Tenri mengusap pipi suaminya, laki-laki yang dia percayakan seluruh diri dan kehidupannya padanya.
“Mas simpan saja, untuk tabungan atau modal usaha. Tapi boleh gak kalau Tenri bekerja lagi, Mas?”
“Baiklah, jika kamu ingin bekerja lagi tapi ingat, Mas bisa cemburu lhoo kalau kamu akhirnya nanti lebih sibuk bekerja daripada memperhatikan Mas.” Tyo meletakkan dagunya di bahu Tenri sambil mempererat pelukannya.

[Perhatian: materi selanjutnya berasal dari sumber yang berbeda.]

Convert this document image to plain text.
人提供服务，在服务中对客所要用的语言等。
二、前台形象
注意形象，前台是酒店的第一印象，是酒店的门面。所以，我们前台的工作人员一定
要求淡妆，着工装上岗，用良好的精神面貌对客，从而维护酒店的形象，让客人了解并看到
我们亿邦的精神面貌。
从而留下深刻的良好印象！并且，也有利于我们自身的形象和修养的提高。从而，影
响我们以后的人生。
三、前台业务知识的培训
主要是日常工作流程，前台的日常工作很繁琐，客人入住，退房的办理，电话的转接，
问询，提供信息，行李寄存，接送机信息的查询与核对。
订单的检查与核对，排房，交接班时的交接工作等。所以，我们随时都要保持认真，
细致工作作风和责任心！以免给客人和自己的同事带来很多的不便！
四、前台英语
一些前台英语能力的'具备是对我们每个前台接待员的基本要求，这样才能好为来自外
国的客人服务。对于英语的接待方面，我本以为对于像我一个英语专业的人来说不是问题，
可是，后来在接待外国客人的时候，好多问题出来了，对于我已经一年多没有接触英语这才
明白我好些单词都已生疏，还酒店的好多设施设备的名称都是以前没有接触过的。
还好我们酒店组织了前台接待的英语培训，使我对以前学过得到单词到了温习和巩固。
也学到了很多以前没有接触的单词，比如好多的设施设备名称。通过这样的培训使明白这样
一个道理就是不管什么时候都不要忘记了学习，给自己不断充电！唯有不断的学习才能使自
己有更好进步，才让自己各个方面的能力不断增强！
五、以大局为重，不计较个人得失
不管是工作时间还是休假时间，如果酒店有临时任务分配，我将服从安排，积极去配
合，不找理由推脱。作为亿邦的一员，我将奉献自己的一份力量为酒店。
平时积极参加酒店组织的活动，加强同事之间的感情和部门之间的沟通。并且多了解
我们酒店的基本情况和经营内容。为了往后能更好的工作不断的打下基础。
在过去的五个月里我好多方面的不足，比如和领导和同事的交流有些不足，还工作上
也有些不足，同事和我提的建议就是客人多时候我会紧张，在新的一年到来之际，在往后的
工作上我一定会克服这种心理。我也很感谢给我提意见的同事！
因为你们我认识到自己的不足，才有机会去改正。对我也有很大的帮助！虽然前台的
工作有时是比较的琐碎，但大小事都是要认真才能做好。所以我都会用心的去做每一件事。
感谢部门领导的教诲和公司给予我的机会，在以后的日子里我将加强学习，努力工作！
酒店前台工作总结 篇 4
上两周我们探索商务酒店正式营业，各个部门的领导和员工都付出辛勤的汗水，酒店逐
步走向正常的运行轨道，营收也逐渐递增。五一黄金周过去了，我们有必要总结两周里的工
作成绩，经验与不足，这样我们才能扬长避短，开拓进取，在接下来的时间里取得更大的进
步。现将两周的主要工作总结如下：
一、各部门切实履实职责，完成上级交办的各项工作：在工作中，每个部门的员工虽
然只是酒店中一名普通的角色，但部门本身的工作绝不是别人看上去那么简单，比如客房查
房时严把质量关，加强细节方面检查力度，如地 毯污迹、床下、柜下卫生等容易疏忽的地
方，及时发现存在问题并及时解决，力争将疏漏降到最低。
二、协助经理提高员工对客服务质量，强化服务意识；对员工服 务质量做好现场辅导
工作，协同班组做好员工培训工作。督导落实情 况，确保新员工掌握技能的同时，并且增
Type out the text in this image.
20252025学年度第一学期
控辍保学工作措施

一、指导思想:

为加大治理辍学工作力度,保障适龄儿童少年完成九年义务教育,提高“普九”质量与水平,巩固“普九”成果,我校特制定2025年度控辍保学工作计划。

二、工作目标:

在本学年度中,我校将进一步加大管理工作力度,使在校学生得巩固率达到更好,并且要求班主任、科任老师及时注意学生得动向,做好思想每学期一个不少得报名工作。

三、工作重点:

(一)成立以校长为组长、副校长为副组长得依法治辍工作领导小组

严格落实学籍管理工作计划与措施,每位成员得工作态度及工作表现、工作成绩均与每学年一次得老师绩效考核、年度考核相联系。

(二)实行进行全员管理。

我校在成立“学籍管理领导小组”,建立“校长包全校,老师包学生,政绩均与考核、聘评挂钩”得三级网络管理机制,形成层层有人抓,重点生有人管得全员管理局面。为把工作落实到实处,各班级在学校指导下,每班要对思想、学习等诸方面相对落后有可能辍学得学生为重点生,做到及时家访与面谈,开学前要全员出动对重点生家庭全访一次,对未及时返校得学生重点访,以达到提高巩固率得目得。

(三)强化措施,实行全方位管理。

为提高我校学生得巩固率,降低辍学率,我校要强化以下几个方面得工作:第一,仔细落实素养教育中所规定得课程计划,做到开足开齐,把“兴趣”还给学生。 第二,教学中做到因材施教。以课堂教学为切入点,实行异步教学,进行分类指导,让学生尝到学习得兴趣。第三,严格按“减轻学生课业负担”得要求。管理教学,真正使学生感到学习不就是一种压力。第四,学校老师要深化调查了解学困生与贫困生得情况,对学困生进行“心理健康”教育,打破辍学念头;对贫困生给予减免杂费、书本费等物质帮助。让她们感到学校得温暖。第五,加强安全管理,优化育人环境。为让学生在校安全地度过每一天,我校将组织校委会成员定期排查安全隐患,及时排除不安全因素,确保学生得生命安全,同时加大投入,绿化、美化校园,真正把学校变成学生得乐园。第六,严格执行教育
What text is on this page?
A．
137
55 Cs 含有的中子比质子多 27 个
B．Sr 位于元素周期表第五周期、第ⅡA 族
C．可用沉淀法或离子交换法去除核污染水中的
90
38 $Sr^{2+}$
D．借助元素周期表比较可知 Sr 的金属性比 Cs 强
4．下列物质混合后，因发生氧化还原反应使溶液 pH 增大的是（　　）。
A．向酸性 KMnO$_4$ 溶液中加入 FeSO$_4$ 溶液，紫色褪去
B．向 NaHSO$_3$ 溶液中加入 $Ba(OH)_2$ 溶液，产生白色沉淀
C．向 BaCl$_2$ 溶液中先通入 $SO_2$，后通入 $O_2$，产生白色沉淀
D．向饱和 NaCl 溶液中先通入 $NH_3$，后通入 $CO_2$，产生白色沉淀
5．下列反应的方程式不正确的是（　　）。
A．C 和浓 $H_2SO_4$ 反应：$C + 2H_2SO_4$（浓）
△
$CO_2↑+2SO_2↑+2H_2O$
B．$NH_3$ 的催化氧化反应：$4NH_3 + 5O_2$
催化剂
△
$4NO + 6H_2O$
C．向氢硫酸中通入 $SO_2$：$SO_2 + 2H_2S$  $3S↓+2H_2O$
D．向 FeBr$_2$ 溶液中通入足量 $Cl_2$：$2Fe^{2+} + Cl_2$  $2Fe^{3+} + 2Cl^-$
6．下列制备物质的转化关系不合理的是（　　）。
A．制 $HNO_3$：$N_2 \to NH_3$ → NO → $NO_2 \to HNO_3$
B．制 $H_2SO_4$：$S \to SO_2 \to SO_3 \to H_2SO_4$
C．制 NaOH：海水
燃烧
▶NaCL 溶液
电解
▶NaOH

“Iya, Tenri janji tidak akan mengabaikan tugas Tenri sebagai istri mas Tyo. Terima kasih banyak yaa Mas, terima kasih sudah mengijinkan Tenri kembali bekerja.”
“Apa siih yang tidak untuk bidadari surgaku?” bisik Tyo yang kemudian perutnya disikut pelan oleh Tenri.
“Apaan siih … Mas.” Pipi Tenri merona, diam-diam dalam hatinya terangkai sebuah doa agar rumah tangga yang dibinanya bersama Tyo bisa menjadi keluarga yang tenang, tentram dan damai serta memiliki penerus yang salih dan salihah.
“Hayooo … kenapa diam, lagi mikirin apa?” tanya Tyo lagi dengan nada menggoda istrinya.
“Tidak, tidak ada apa-apa.” jawab Tenri sambil tersenyum.
“Tidak ji … betulan kah?” goda Tyo lagi sambil menirukan dialek daerah yang sering digunakan istrinya. Tenri tertawa mendengar ucapan suaminya yang terdengar kaku di lidah Tyo.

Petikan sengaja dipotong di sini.